之前是因為害羞,現在是因為.......傅秉英難免心寒。他想,可能粟正后悔了吧。當興奮勁兒退去,粟正又想起了不受拘束的浪蕩生活。
.......晚了,他們已經登記結婚了。傅秉英幾乎是抱著一股狠勁兒在想這件事,他必須得跟我結婚,必須。
所以他裝作沒發現,反而越發纏著粟正,粟正的表情越不自在他就表現得越溫柔,他就是要用行動告訴粟正,你沒有退路了。
但他心里又有些自虐式的體諒。
那篇日記里都明明白白的寫著呢,粟正的態度再清楚不過,他經歷了那些事,與其說是不愿意,倒不如說他沒有能力信任自己能愛一個人。
傅秉英悲慘地發現,就算是粟正真的永遠不能像自己愛他一樣愛自己......
那我還是愛你。
他把熟睡的粟正緊緊摟進懷里,虔誠地親吻她的發旋。
無論如何,我都愛你。
婚禮的前一晚他們各自回家,粟正這才發現除了陳敘,他身邊沒有其他好友。晚餐他吃得很少,因為擔心第二天穿不進婚紗,到了十一點他已經餓的胃壁摩擦。
“你可以吃點水果。”陳敘還在幫他對流程,按理說這么晚了留個男人在家十分不合適,但粟正即無親戚又無朋友,總要有個人充當“媽媽”和“伴娘”的角色。
他從沙發上爬起來,去廚房給自己找了個火龍果吃。
陳敘最后一遍看完,把零散在茶幾上的文件一一整理收好。
“太倉促了,”陳敘說,粟正以為他又要批評自己了,沒想到他話鋒一轉,道:“.......你值得一個更好的婚禮。”
粟正勉強地笑了笑。
“我這樣兒的,配這個,夠好了。”
他是指自己明天的計劃,陳敘卻誤以為他在說自己的原生家庭。
“你不要妄自菲薄。”陳敘皺起了眉:“特別是在這種時候。”
“好好,我知道。”粟正咧嘴一笑,露出被紅心火龍果染得紫紅的牙齒,道:“好甜,你要來一個嗎?”
“你好好刷牙,我明天上午再過來。”
按照粟正的計劃,他應該今晚去偷偷看一眼場地,然后逃走,但是臨到頭心里的舍不得就像強力膠,喜歡熬夜的人都知道那種感受。

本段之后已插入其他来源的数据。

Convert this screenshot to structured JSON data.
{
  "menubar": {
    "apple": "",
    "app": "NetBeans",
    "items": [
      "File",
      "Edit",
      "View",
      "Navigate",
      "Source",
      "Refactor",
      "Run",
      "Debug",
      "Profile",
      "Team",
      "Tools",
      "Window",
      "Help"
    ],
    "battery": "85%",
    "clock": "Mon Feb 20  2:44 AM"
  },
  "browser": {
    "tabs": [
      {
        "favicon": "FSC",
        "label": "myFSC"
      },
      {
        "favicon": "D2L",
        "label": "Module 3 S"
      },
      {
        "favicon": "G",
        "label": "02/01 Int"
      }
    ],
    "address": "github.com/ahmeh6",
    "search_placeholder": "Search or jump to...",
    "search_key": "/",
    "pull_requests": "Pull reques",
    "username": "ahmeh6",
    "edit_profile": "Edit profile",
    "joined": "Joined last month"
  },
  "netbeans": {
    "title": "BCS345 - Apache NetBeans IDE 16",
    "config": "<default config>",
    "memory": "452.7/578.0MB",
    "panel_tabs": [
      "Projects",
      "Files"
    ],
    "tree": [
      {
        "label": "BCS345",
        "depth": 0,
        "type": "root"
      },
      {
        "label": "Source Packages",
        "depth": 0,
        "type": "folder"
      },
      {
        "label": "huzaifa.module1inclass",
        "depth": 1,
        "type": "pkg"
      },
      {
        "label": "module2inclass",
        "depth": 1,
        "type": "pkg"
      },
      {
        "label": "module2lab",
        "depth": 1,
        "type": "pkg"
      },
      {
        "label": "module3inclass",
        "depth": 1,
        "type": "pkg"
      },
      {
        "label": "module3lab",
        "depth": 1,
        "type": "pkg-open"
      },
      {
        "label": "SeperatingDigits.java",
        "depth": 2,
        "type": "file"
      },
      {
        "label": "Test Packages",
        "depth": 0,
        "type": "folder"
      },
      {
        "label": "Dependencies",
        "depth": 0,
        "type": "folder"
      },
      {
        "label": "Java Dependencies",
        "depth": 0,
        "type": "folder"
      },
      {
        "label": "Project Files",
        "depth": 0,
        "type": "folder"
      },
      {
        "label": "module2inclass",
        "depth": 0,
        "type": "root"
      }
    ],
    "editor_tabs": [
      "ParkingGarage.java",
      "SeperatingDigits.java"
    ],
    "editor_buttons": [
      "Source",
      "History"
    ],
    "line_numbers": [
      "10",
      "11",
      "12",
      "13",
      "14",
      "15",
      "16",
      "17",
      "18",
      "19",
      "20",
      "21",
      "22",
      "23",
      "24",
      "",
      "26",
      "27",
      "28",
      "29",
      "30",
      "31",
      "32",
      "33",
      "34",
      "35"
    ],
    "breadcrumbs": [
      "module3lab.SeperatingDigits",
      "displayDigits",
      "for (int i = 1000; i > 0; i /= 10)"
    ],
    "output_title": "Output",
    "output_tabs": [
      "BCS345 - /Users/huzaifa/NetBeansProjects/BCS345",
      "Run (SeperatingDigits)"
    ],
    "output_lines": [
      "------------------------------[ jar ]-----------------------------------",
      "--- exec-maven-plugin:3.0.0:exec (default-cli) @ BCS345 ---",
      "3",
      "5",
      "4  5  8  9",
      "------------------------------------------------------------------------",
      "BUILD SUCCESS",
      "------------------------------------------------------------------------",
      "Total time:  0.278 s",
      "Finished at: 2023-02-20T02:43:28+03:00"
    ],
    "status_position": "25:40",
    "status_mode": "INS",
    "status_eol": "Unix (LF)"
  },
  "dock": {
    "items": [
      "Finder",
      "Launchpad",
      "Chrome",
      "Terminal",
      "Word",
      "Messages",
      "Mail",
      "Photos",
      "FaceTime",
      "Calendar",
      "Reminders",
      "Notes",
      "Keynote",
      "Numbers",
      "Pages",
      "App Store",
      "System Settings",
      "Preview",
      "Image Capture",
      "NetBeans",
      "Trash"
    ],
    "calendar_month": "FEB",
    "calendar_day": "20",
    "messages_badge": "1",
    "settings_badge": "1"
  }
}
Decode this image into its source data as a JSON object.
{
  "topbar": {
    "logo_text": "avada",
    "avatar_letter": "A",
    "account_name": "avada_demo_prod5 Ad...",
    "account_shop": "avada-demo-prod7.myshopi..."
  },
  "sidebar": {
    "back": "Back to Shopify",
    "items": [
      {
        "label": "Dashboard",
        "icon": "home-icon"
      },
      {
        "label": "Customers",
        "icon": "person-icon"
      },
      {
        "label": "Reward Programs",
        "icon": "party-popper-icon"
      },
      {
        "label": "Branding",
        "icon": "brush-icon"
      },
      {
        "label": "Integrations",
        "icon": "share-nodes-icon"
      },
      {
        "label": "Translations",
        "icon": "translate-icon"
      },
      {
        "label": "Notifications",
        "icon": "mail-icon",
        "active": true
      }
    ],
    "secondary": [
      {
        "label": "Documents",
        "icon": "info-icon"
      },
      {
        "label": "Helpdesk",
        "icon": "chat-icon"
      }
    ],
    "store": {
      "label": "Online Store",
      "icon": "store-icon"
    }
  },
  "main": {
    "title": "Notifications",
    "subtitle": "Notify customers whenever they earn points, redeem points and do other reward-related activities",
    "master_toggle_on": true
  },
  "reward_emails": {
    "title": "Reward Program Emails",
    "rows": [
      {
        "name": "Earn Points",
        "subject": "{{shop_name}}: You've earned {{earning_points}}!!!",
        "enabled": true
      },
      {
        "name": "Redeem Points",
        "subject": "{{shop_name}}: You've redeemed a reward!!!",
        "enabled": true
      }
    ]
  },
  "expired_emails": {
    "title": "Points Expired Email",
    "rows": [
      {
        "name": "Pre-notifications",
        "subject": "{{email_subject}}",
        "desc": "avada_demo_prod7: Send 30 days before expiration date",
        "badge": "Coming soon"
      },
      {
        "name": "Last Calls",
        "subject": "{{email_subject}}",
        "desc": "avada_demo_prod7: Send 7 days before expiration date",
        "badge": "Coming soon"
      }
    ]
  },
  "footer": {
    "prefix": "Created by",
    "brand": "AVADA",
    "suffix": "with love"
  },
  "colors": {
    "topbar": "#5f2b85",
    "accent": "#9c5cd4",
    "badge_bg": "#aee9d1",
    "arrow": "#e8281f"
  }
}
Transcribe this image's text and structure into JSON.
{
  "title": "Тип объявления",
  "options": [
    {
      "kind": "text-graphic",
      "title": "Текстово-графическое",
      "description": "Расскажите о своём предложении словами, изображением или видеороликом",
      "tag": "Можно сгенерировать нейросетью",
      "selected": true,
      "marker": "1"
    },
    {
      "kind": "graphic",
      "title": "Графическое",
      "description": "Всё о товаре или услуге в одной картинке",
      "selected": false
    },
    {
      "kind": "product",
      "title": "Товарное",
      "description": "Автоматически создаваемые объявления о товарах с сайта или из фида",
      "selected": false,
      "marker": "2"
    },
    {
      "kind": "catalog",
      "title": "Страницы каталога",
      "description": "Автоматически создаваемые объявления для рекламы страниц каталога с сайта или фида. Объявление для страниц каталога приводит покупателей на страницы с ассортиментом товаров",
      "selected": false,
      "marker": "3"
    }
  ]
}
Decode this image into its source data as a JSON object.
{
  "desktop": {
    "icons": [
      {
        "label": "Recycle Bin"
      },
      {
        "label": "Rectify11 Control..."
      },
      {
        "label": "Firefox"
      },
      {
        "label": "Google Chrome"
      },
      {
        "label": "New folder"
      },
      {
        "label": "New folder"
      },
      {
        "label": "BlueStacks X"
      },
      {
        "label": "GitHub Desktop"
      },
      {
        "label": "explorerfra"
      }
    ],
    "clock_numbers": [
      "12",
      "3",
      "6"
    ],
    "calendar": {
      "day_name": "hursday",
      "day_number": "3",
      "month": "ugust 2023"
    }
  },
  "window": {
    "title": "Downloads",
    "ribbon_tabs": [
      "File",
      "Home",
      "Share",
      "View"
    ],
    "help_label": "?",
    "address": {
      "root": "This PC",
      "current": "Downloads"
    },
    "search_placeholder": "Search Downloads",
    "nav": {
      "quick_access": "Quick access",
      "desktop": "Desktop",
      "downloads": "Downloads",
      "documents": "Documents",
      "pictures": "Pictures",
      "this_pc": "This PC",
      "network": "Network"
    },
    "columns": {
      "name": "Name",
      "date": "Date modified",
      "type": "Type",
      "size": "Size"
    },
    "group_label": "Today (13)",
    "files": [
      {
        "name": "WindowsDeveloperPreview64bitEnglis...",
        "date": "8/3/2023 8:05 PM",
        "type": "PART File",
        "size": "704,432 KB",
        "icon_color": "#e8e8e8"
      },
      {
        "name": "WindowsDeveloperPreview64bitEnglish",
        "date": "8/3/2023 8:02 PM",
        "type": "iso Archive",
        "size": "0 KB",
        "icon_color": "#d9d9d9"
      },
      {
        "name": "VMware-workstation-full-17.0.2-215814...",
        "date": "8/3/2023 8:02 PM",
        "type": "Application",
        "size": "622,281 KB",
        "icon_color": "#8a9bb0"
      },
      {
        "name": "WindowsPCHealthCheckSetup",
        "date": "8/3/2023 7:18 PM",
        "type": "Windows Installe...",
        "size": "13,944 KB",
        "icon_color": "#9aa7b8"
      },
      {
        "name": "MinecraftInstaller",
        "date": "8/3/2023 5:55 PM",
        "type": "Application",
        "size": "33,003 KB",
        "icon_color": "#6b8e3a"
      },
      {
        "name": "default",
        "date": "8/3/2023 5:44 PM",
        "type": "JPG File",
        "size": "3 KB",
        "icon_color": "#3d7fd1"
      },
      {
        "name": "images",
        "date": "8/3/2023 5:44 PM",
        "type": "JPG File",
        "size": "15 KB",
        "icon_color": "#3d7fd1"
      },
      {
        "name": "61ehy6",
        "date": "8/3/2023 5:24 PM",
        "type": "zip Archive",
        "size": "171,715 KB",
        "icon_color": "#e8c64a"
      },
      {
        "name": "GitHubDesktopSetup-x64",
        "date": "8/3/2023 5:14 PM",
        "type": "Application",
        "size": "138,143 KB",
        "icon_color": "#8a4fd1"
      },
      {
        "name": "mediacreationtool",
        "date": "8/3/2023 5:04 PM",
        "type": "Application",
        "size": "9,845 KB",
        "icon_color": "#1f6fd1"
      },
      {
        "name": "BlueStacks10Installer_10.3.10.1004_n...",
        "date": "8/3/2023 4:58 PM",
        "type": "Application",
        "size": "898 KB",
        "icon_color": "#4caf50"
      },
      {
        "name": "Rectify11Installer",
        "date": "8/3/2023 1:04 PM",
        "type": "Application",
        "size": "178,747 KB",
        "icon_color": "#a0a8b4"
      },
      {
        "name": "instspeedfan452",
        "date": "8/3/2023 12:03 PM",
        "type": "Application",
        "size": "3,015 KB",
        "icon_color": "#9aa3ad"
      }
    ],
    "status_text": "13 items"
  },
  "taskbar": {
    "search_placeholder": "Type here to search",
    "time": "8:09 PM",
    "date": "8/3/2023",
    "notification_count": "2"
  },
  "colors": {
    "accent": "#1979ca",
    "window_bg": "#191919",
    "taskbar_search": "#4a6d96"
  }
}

所以他打算再拖一拖,拖到明天白天,最后再見一次傅秉英。
第二天早晨四點四十七,他在不安中睜開了眼,窗簾的縫隙中透出暗淡的微光,一如他的心情。
十二點的時候,他腦子里想的是我要再看一眼傅秉英。
四點的時候他腦子里想的就變成了:我不想看傅秉英最后一眼。
還有不到三個小時陳敘就要帶著妝發團隊過來了,他感到背后有一雙手正在一點點的用力,準備將他推下懸崖。
手機突然亮了亮,粟正嚇得扭頭,點開一看是一條垃圾郵件。
他手上松了又緊緊了有松,懷著說不定對方壓根看不到的心情,給傅秉英發了一條微信:
我有點怕。
發出去后,心里好像踏實了一點。
緊接著是涌上心頭的懊惱,又趕緊點了撤回。